A pesar de considerarme del montón, la imagen del espejo echó por tierra mi creencia al tratarse de una mujer hermosa que, al fin y al cabo, era yo. Una sombra en el espejo me indujo a girarme y toparme con la bella egipcia, quien me miró satisfecha. Poco después, ambas volamos hacia un salón donde, tras posarnos, me presentó a su marido y a sus seis hijas. Luego nos asomamos al balcón y quedé maravillada ante el gentío que se arremolinaba abajo para saludarnos. Desde allí retomamos el vuelo y aterrizamos en el piramidión que remataba la cúspide de la Gran Pirámide. Nuestros ojos se fijaron en el sol y, unos segundos después, nuestros cuerpos resplandecieron gracias al aura que los rodeaba. Cuando el sol empezó a acercarse al horizonte, regresamos al palacio, donde nos esperaban su marido y sus hijas para cenar. Comimos faisán al vino con ensalada de pepinos y lechuga; unos pasteles con miel, dátiles, pasas y frutas, que me supieron a gloria, y bebimos cerveza de baja graduación. Aprovechando que su esposo se encargaría esa noche de acostar a las niñas, la egipcia me invitó a dar un paseo en su carro. Las calles estaban iluminadas por obeliscos cubiertos de una capucha metálica que desprendía energía. Cientos de estatuas doradas, algunas con el rostro de la egipcia, adornaban la principales avenidas. Llegamos a un paraje solitario y nos apeamos del carro.
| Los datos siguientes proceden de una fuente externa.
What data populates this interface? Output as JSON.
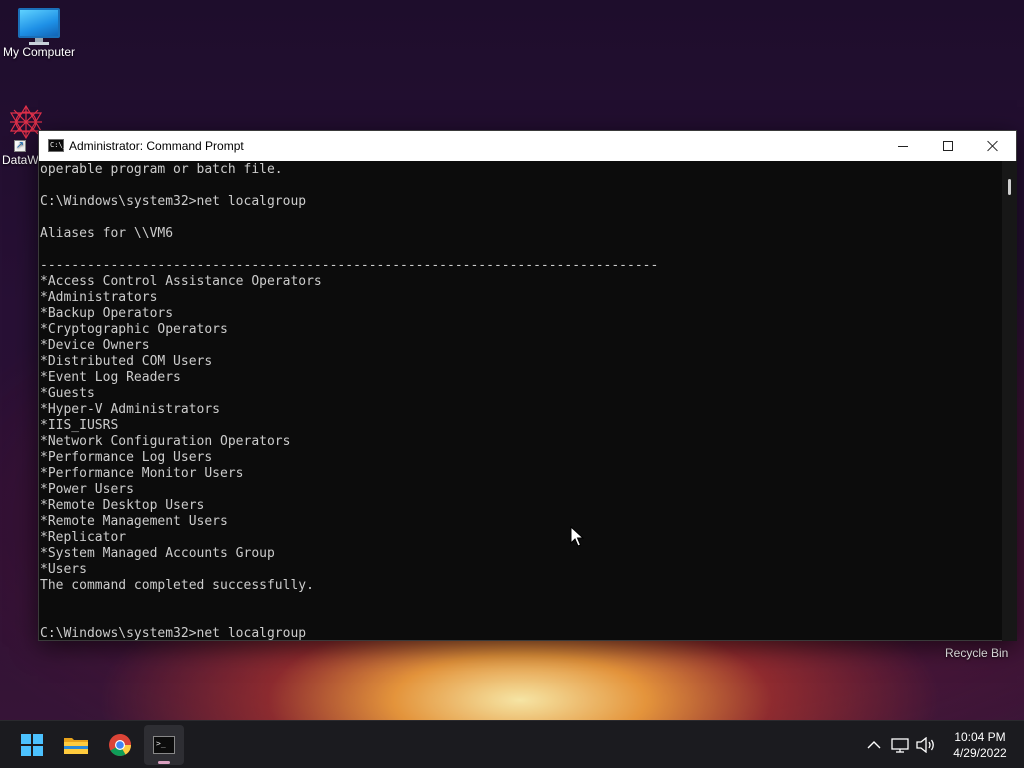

La egipcia me frotó los ojos con un ungüento y, al instante, vi a hombres, mujeres y niños transportando por el aire piedras colosales, las cuales entregaban a otros hombres, también ingrávidos, que se encargaban de encajarlas formando una pirámide. Mis ojos se cerraron de repente y mi alma regresó a la Cámara del Rey. Como por arte de birlibirloque, recordé que la egipcia era Nefertiti, cuya efigie había admirado en el Museo Egipcio de Berlín durante mi recorrido por Alemania. Su esposo era Amenofis IV o Akenatón, el faraón que, en pleno auge de adoración al dios Amón, instauró la religión monoteísta del culto a Atón, el dios solar que ostentaba el título de creador del universo.
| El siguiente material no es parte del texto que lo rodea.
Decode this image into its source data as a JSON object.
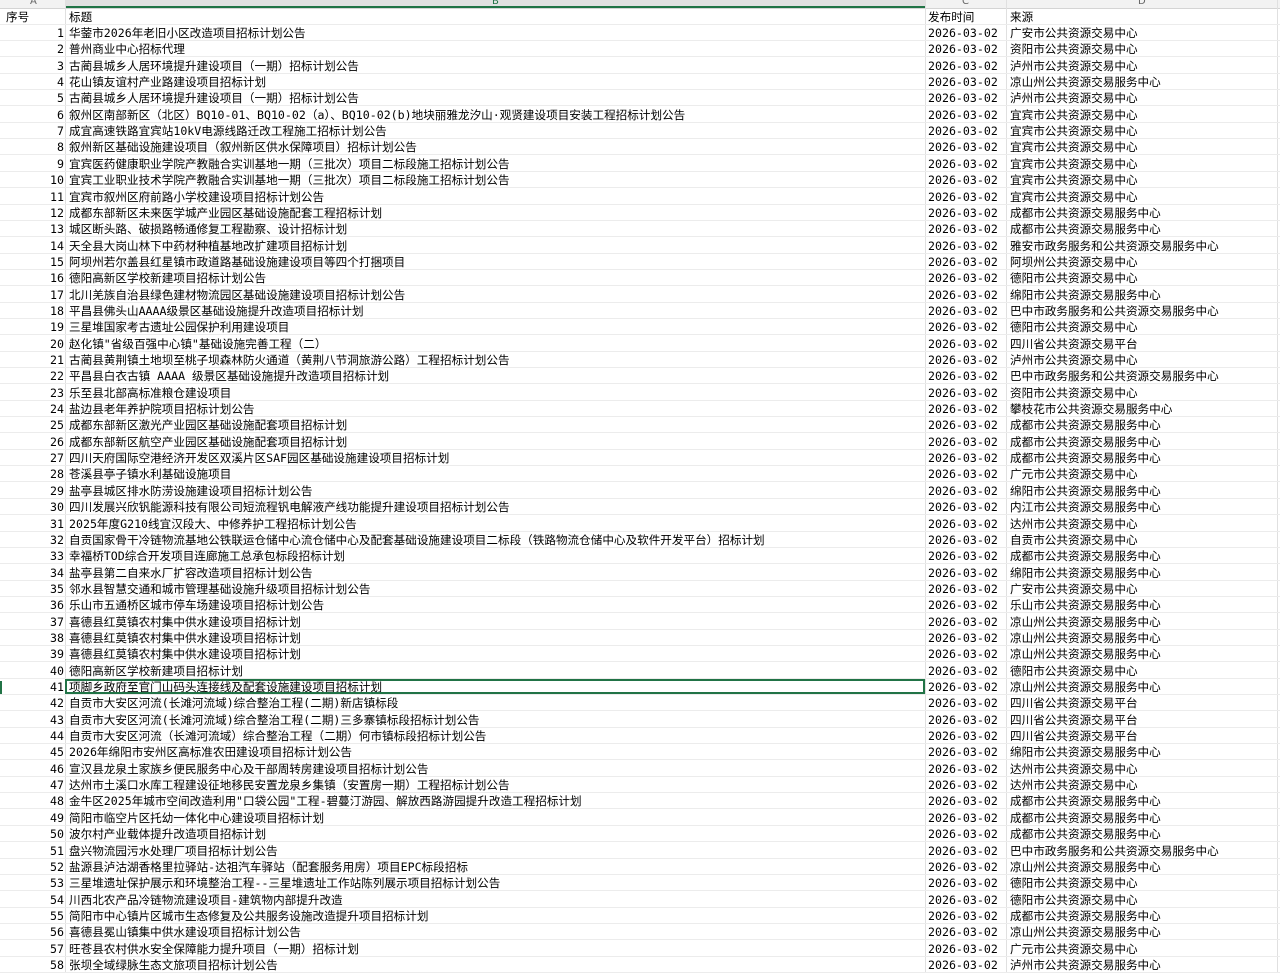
{
  "columns": [
    "A",
    "B",
    "C",
    "D"
  ],
  "header": {
    "a": "序号",
    "b": "标题",
    "c": "发布时间",
    "d": "来源"
  },
  "rows": [
    {
      "no": "1",
      "title": "华蓥市2026年老旧小区改造项目招标计划公告",
      "date": "2026-03-02",
      "source": "广安市公共资源交易中心"
    },
    {
      "no": "2",
      "title": "普州商业中心招标代理",
      "date": "2026-03-02",
      "source": "资阳市公共资源交易中心"
    },
    {
      "no": "3",
      "title": "古蔺县城乡人居环境提升建设项目（一期）招标计划公告",
      "date": "2026-03-02",
      "source": "泸州市公共资源交易中心"
    },
    {
      "no": "4",
      "title": "花山镇友谊村产业路建设项目招标计划",
      "date": "2026-03-02",
      "source": "凉山州公共资源交易服务中心"
    },
    {
      "no": "5",
      "title": "古蔺县城乡人居环境提升建设项目（一期）招标计划公告",
      "date": "2026-03-02",
      "source": "泸州市公共资源交易中心"
    },
    {
      "no": "6",
      "title": "叙州区南部新区（北区）BQ10-01、BQ10-02（a）、BQ10-02(b)地块丽雅龙汐山·观贤建设项目安装工程招标计划公告",
      "date": "2026-03-02",
      "source": "宜宾市公共资源交易中心"
    },
    {
      "no": "7",
      "title": "成宜高速铁路宜宾站10kV电源线路迁改工程施工招标计划公告",
      "date": "2026-03-02",
      "source": "宜宾市公共资源交易中心"
    },
    {
      "no": "8",
      "title": "叙州新区基础设施建设项目（叙州新区供水保障项目）招标计划公告",
      "date": "2026-03-02",
      "source": "宜宾市公共资源交易中心"
    },
    {
      "no": "9",
      "title": "宜宾医药健康职业学院产教融合实训基地一期（三批次）项目二标段施工招标计划公告",
      "date": "2026-03-02",
      "source": "宜宾市公共资源交易中心"
    },
    {
      "no": "10",
      "title": "宜宾工业职业技术学院产教融合实训基地一期（三批次）项目二标段施工招标计划公告",
      "date": "2026-03-02",
      "source": "宜宾市公共资源交易中心"
    },
    {
      "no": "11",
      "title": "宜宾市叙州区府前路小学校建设项目招标计划公告",
      "date": "2026-03-02",
      "source": "宜宾市公共资源交易中心"
    },
    {
      "no": "12",
      "title": "成都东部新区未来医学城产业园区基础设施配套工程招标计划",
      "date": "2026-03-02",
      "source": "成都市公共资源交易服务中心"
    },
    {
      "no": "13",
      "title": "城区断头路、破损路畅通修复工程勘察、设计招标计划",
      "date": "2026-03-02",
      "source": "成都市公共资源交易服务中心"
    },
    {
      "no": "14",
      "title": "天全县大岗山林下中药材种植基地改扩建项目招标计划",
      "date": "2026-03-02",
      "source": "雅安市政务服务和公共资源交易服务中心"
    },
    {
      "no": "15",
      "title": "阿坝州若尔盖县红星镇市政道路基础设施建设项目等四个打捆项目",
      "date": "2026-03-02",
      "source": "阿坝州公共资源交易中心"
    },
    {
      "no": "16",
      "title": "德阳高新区学校新建项目招标计划公告",
      "date": "2026-03-02",
      "source": "德阳市公共资源交易中心"
    },
    {
      "no": "17",
      "title": "北川羌族自治县绿色建材物流园区基础设施建设项目招标计划公告",
      "date": "2026-03-02",
      "source": "绵阳市公共资源交易服务中心"
    },
    {
      "no": "18",
      "title": "平昌县佛头山AAAA级景区基础设施提升改造项目招标计划",
      "date": "2026-03-02",
      "source": "巴中市政务服务和公共资源交易服务中心"
    },
    {
      "no": "19",
      "title": "三星堆国家考古遗址公园保护利用建设项目",
      "date": "2026-03-02",
      "source": "德阳市公共资源交易中心"
    },
    {
      "no": "20",
      "title": "赵化镇\"省级百强中心镇\"基础设施完善工程（二）",
      "date": "2026-03-02",
      "source": "四川省公共资源交易平台"
    },
    {
      "no": "21",
      "title": "古蔺县黄荆镇土地坝至桃子坝森林防火通道（黄荆八节洞旅游公路）工程招标计划公告",
      "date": "2026-03-02",
      "source": "泸州市公共资源交易中心"
    },
    {
      "no": "22",
      "title": "平昌县白衣古镇 AAAA 级景区基础设施提升改造项目招标计划",
      "date": "2026-03-02",
      "source": "巴中市政务服务和公共资源交易服务中心"
    },
    {
      "no": "23",
      "title": "乐至县北部高标准粮仓建设项目",
      "date": "2026-03-02",
      "source": "资阳市公共资源交易中心"
    },
    {
      "no": "24",
      "title": "盐边县老年养护院项目招标计划公告",
      "date": "2026-03-02",
      "source": "攀枝花市公共资源交易服务中心"
    },
    {
      "no": "25",
      "title": "成都东部新区激光产业园区基础设施配套项目招标计划",
      "date": "2026-03-02",
      "source": "成都市公共资源交易服务中心"
    },
    {
      "no": "26",
      "title": "成都东部新区航空产业园区基础设施配套项目招标计划",
      "date": "2026-03-02",
      "source": "成都市公共资源交易服务中心"
    },
    {
      "no": "27",
      "title": "四川天府国际空港经济开发区双溪片区SAF园区基础设施建设项目招标计划",
      "date": "2026-03-02",
      "source": "成都市公共资源交易服务中心"
    },
    {
      "no": "28",
      "title": "苍溪县亭子镇水利基础设施项目",
      "date": "2026-03-02",
      "source": "广元市公共资源交易中心"
    },
    {
      "no": "29",
      "title": "盐亭县城区排水防涝设施建设项目招标计划公告",
      "date": "2026-03-02",
      "source": "绵阳市公共资源交易服务中心"
    },
    {
      "no": "30",
      "title": "四川发展兴欣钒能源科技有限公司短流程钒电解液产线功能提升建设项目招标计划公告",
      "date": "2026-03-02",
      "source": "内江市公共资源交易服务中心"
    },
    {
      "no": "31",
      "title": "2025年度G210线宜汉段大、中修养护工程招标计划公告",
      "date": "2026-03-02",
      "source": "达州市公共资源交易中心"
    },
    {
      "no": "32",
      "title": "自贡国家骨干冷链物流基地公铁联运仓储中心流仓储中心及配套基础设施建设项目二标段（铁路物流仓储中心及软件开发平台）招标计划",
      "date": "2026-03-02",
      "source": "自贡市公共资源交易中心"
    },
    {
      "no": "33",
      "title": "幸福桥TOD综合开发项目连廊施工总承包标段招标计划",
      "date": "2026-03-02",
      "source": "成都市公共资源交易服务中心"
    },
    {
      "no": "34",
      "title": "盐亭县第二自来水厂扩容改造项目招标计划公告",
      "date": "2026-03-02",
      "source": "绵阳市公共资源交易服务中心"
    },
    {
      "no": "35",
      "title": "邻水县智慧交通和城市管理基础设施升级项目招标计划公告",
      "date": "2026-03-02",
      "source": "广安市公共资源交易中心"
    },
    {
      "no": "36",
      "title": "乐山市五通桥区城市停车场建设项目招标计划公告",
      "date": "2026-03-02",
      "source": "乐山市公共资源交易服务中心"
    },
    {
      "no": "37",
      "title": "喜德县红莫镇农村集中供水建设项目招标计划",
      "date": "2026-03-02",
      "source": "凉山州公共资源交易服务中心"
    },
    {
      "no": "38",
      "title": "喜德县红莫镇农村集中供水建设项目招标计划",
      "date": "2026-03-02",
      "source": "凉山州公共资源交易服务中心"
    },
    {
      "no": "39",
      "title": "喜德县红莫镇农村集中供水建设项目招标计划",
      "date": "2026-03-02",
      "source": "凉山州公共资源交易服务中心"
    },
    {
      "no": "40",
      "title": "德阳高新区学校新建项目招标计划",
      "date": "2026-03-02",
      "source": "德阳市公共资源交易中心"
    },
    {
      "no": "41",
      "title": "项脚乡政府至官门山码头连接线及配套设施建设项目招标计划",
      "date": "2026-03-02",
      "source": "凉山州公共资源交易服务中心"
    },
    {
      "no": "42",
      "title": "自贡市大安区河流(长滩河流域)综合整治工程(二期)新店镇标段",
      "date": "2026-03-02",
      "source": "四川省公共资源交易平台"
    },
    {
      "no": "43",
      "title": "自贡市大安区河流(长滩河流域)综合整治工程(二期)三多寨镇标段招标计划公告",
      "date": "2026-03-02",
      "source": "四川省公共资源交易平台"
    },
    {
      "no": "44",
      "title": "自贡市大安区河流（长滩河流域）综合整治工程（二期）何市镇标段招标计划公告",
      "date": "2026-03-02",
      "source": "四川省公共资源交易平台"
    },
    {
      "no": "45",
      "title": "2026年绵阳市安州区高标准农田建设项目招标计划公告",
      "date": "2026-03-02",
      "source": "绵阳市公共资源交易服务中心"
    },
    {
      "no": "46",
      "title": "宣汉县龙泉土家族乡便民服务中心及干部周转房建设项目招标计划公告",
      "date": "2026-03-02",
      "source": "达州市公共资源交易中心"
    },
    {
      "no": "47",
      "title": "达州市土溪口水库工程建设征地移民安置龙泉乡集镇（安置房一期）工程招标计划公告",
      "date": "2026-03-02",
      "source": "达州市公共资源交易中心"
    },
    {
      "no": "48",
      "title": "金牛区2025年城市空间改造利用\"口袋公园\"工程-碧蔓汀游园、解放西路游园提升改造工程招标计划",
      "date": "2026-03-02",
      "source": "成都市公共资源交易服务中心"
    },
    {
      "no": "49",
      "title": "简阳市临空片区托幼一体化中心建设项目招标计划",
      "date": "2026-03-02",
      "source": "成都市公共资源交易服务中心"
    },
    {
      "no": "50",
      "title": "波尔村产业载体提升改造项目招标计划",
      "date": "2026-03-02",
      "source": "成都市公共资源交易服务中心"
    },
    {
      "no": "51",
      "title": "盘兴物流园污水处理厂项目招标计划公告",
      "date": "2026-03-02",
      "source": "巴中市政务服务和公共资源交易服务中心"
    },
    {
      "no": "52",
      "title": "盐源县泸沽湖香格里拉驿站-达祖汽车驿站（配套服务用房）项目EPC标段招标",
      "date": "2026-03-02",
      "source": "凉山州公共资源交易服务中心"
    },
    {
      "no": "53",
      "title": "三星堆遗址保护展示和环境整治工程--三星堆遗址工作站陈列展示项目招标计划公告",
      "date": "2026-03-02",
      "source": "德阳市公共资源交易中心"
    },
    {
      "no": "54",
      "title": "川西北农产品冷链物流建设项目-建筑物内部提升改造",
      "date": "2026-03-02",
      "source": "德阳市公共资源交易中心"
    },
    {
      "no": "55",
      "title": "简阳市中心镇片区城市生态修复及公共服务设施改造提升项目招标计划",
      "date": "2026-03-02",
      "source": "成都市公共资源交易服务中心"
    },
    {
      "no": "56",
      "title": "喜德县冕山镇集中供水建设项目招标计划公告",
      "date": "2026-03-02",
      "source": "凉山州公共资源交易服务中心"
    },
    {
      "no": "57",
      "title": "旺苍县农村供水安全保障能力提升项目（一期）招标计划",
      "date": "2026-03-02",
      "source": "广元市公共资源交易中心"
    },
    {
      "no": "58",
      "title": "张坝全域绿脉生态文旅项目招标计划公告",
      "date": "2026-03-02",
      "source": "泸州市公共资源交易服务中心"
    }
  ]
}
Salí de la pirámide de Keops rejuvenecida gracias a la energía que impulsaba mi cuerpo sin apenas rozar el suelo. Se me erizó la piel al captar el pensamiento de un egipcio con cachaba, que vivía resignado a su mala suerte desde que su pierna derecha se había atrofiado por culpa de un nervio rebelde. Pensé con compasión en aquel pobre hombre, y quedé pasmada cuando soltó el bastón y echó a correr cual atleta olímpico.

Camino del hotel corretearon por mi mente las palabras de Astarté. Fui hacia su casa y, en el trayecto, me topé con una mujer que me recordó a Nefertiti a pesar de su indumentaria árabe. Nos soslayamos un instante y la energía fluyó por mi cuerpo concentrándose en mi alma. Llegué ante la casa de Astarté y llamé a la puerta varias veces, respondiéndome el silencio. A punto de irme, un chirrido alertó mis sentidos. Empujé la puerta, la atravesé y mi intuición me condujo a la sala de estar. La mujer que yacía sin vida en el sofá estaba vestida y tocada como la reina Nefertiti, pero tenía el rostro de Astarté.
 


En la tierra de los faraones, que llevaba apegada al alma desde los albores de mi vida, hallé la luz que me habían fundido las sombras del pasado.